I guess the formula to calculate the momentum p of light is p = E/c where c is the speed of light and E is the energy.
So, if the Energy is 10 MW, or alternatively, 10 MJ/sec, then E = 1e7 J. c = 3e8 m/s.
p = E/c = 1e7/3e8 J/(m/s) = 1e7•1e-17/3e8 kg•(m/s)²/(m/s) = 3e-2 kg•(m/s).
(Since E = m•c², 1 kg • c² = 1 kg • (3e8 m/s)² = 1e17 kg•(m/s)².)
Now, if we assume that that momentum gets transferred to the sail, which weighs approximately 20 kg, then we get the velocity of the sail: v = p/20 kg = 3e-2 kg•(m/s)/20 kg ≈ 1e-4 m/s. And this transfer of momentum happens every second, so the acceleration is roughly 1e-4 m/s², or 0.001 m/s².
Can that calculation be done assuming conservation of momentum and the laser’s power?
How’d you calculate it? Does the area of the sail figure into your calculations?
Oh yes, of course:
I guess the formula to calculate the momentum p of light is p = E/c where c is the speed of light and E is the energy.

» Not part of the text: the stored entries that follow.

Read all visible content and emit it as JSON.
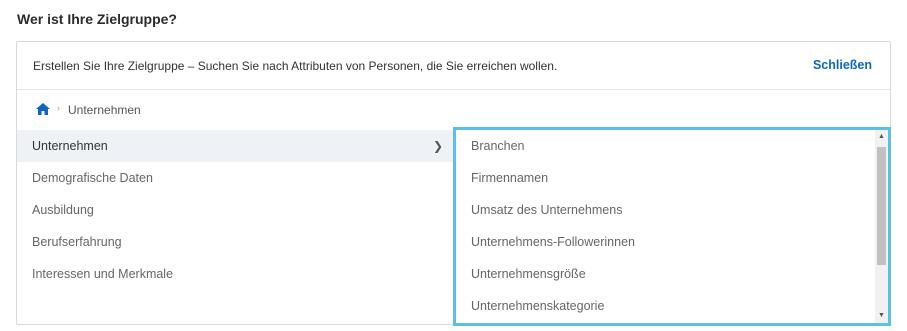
{
  "heading": "Wer ist Ihre Zielgruppe?",
  "panel": {
    "description": "Erstellen Sie Ihre Zielgruppe – Suchen Sie nach Attributen von Personen, die Sie erreichen wollen.",
    "close_label": "Schließen"
  },
  "breadcrumb": {
    "home_icon": "home-icon",
    "separator": "›",
    "current": "Unternehmen"
  },
  "categories": [
    {
      "label": "Unternehmen",
      "selected": true,
      "chevron": "❯"
    },
    {
      "label": "Demografische Daten"
    },
    {
      "label": "Ausbildung"
    },
    {
      "label": "Berufserfahrung"
    },
    {
      "label": "Interessen und Merkmale"
    }
  ],
  "subcategories": [
    {
      "label": "Branchen"
    },
    {
      "label": "Firmennamen"
    },
    {
      "label": "Umsatz des Unternehmens"
    },
    {
      "label": "Unternehmens-Followerinnen"
    },
    {
      "label": "Unternehmensgröße"
    },
    {
      "label": "Unternehmenskategorie"
    }
  ],
  "scrollbar": {
    "up_arrow": "▲",
    "down_arrow": "▼"
  },
  "colors": {
    "accent": "#0a66c2",
    "highlight_border": "#5bbfe6",
    "selected_bg": "#eef2f6"
  }
}
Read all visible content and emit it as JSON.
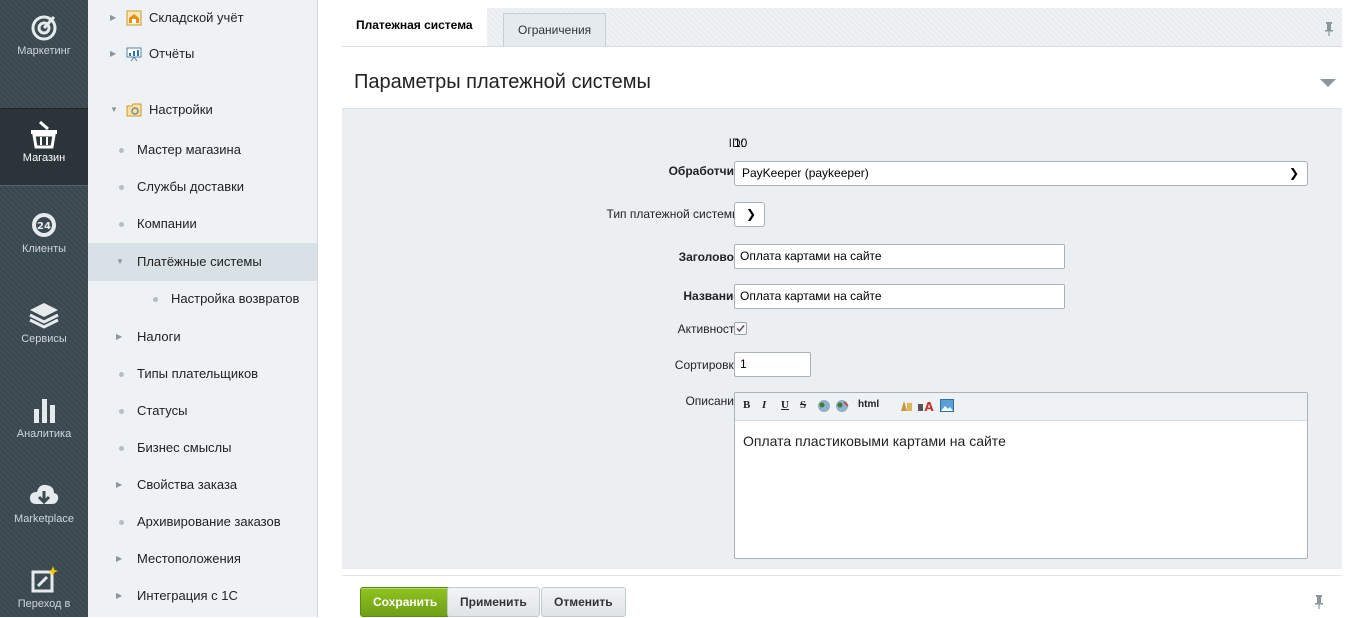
{
  "rail": {
    "items": [
      {
        "label": "Маркетинг",
        "icon": "target-icon"
      },
      {
        "label": "Магазин",
        "icon": "basket-icon"
      },
      {
        "label": "Клиенты",
        "icon": "clock-24-icon"
      },
      {
        "label": "Сервисы",
        "icon": "layers-icon"
      },
      {
        "label": "Аналитика",
        "icon": "bar-chart-icon"
      },
      {
        "label": "Marketplace",
        "icon": "cloud-download-icon"
      },
      {
        "label": "Переход в",
        "icon": "edit-sparkle-icon"
      }
    ]
  },
  "tree": {
    "items": [
      {
        "label": "Складской учёт",
        "kind": "folder-collapsed",
        "icon": "warehouse-icon"
      },
      {
        "label": "Отчёты",
        "kind": "folder-collapsed",
        "icon": "reports-icon"
      },
      {
        "label": "Настройки",
        "kind": "folder-expanded",
        "icon": "settings-folder-icon"
      },
      {
        "label": "Мастер магазина",
        "kind": "leaf"
      },
      {
        "label": "Службы доставки",
        "kind": "leaf"
      },
      {
        "label": "Компании",
        "kind": "leaf"
      },
      {
        "label": "Платёжные системы",
        "kind": "expanded",
        "selected": true
      },
      {
        "label": "Настройка возвратов",
        "kind": "leaf-deep"
      },
      {
        "label": "Налоги",
        "kind": "collapsed"
      },
      {
        "label": "Типы плательщиков",
        "kind": "leaf"
      },
      {
        "label": "Статусы",
        "kind": "leaf"
      },
      {
        "label": "Бизнес смыслы",
        "kind": "leaf"
      },
      {
        "label": "Свойства заказа",
        "kind": "collapsed"
      },
      {
        "label": "Архивирование заказов",
        "kind": "leaf"
      },
      {
        "label": "Местоположения",
        "kind": "collapsed"
      },
      {
        "label": "Интеграция с 1С",
        "kind": "collapsed"
      }
    ]
  },
  "tabs": [
    {
      "label": "Платежная система",
      "active": true
    },
    {
      "label": "Ограничения",
      "active": false
    }
  ],
  "section": {
    "title": "Параметры платежной системы"
  },
  "form": {
    "id_label": "ID:",
    "id_value": "10",
    "handler_label": "Обработчик:",
    "handler_value": "PayKeeper (paykeeper)",
    "ps_type_label": "Тип платежной системы:",
    "ps_type_value": "",
    "caption_label": "Заголовок:",
    "caption_value": "Оплата картами на сайте",
    "name_label": "Название:",
    "name_value": "Оплата картами на сайте",
    "active_label": "Активность:",
    "active_checked": true,
    "sort_label": "Сортировка:",
    "sort_value": "1",
    "description_label": "Описание:",
    "description_value": "Оплата пластиковыми картами на сайте",
    "editor_toolbar": [
      "B",
      "I",
      "U",
      "S",
      "html"
    ]
  },
  "footer": {
    "save": "Сохранить",
    "apply": "Применить",
    "cancel": "Отменить"
  },
  "colors": {
    "rail_bg": "#3b4a52",
    "tree_bg": "#eef2f4",
    "form_bg": "#ebeff1",
    "save_green": "#7fb21b"
  }
}
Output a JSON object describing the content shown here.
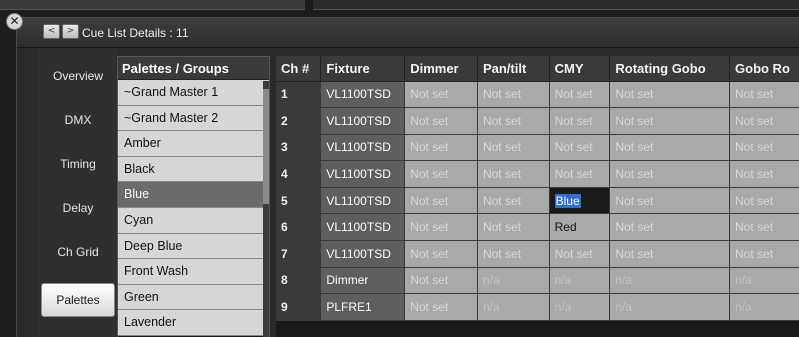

So, if the Energy is 10 MW, or alternatively, 10 MJ/sec, then E = 1e7 J. c = 3e8 m/s. p = E/c = 1e7/3e8 J/(m/s) = 1e7•1e-17/3e8 kg•(m/s)²/(m/s) = 3e-2 kg•(m/s).
(Since E = m•c², 1 kg • c² = 1 kg • (3e8 m/s)² = 1e17 kg•(m/s)².)
Now, if we assume that that momentum gets transferred to the sail, which weighs approximately 20 kg, then we get the velocity of the sail: v = p/20 kg = 3e-2 kg•(m/s)/20 kg ≈ 1e-4 m/s. And this transfer of momentum happens every second, so the acceleration is roughly 1e-4 m/s², or 0.001 m/s².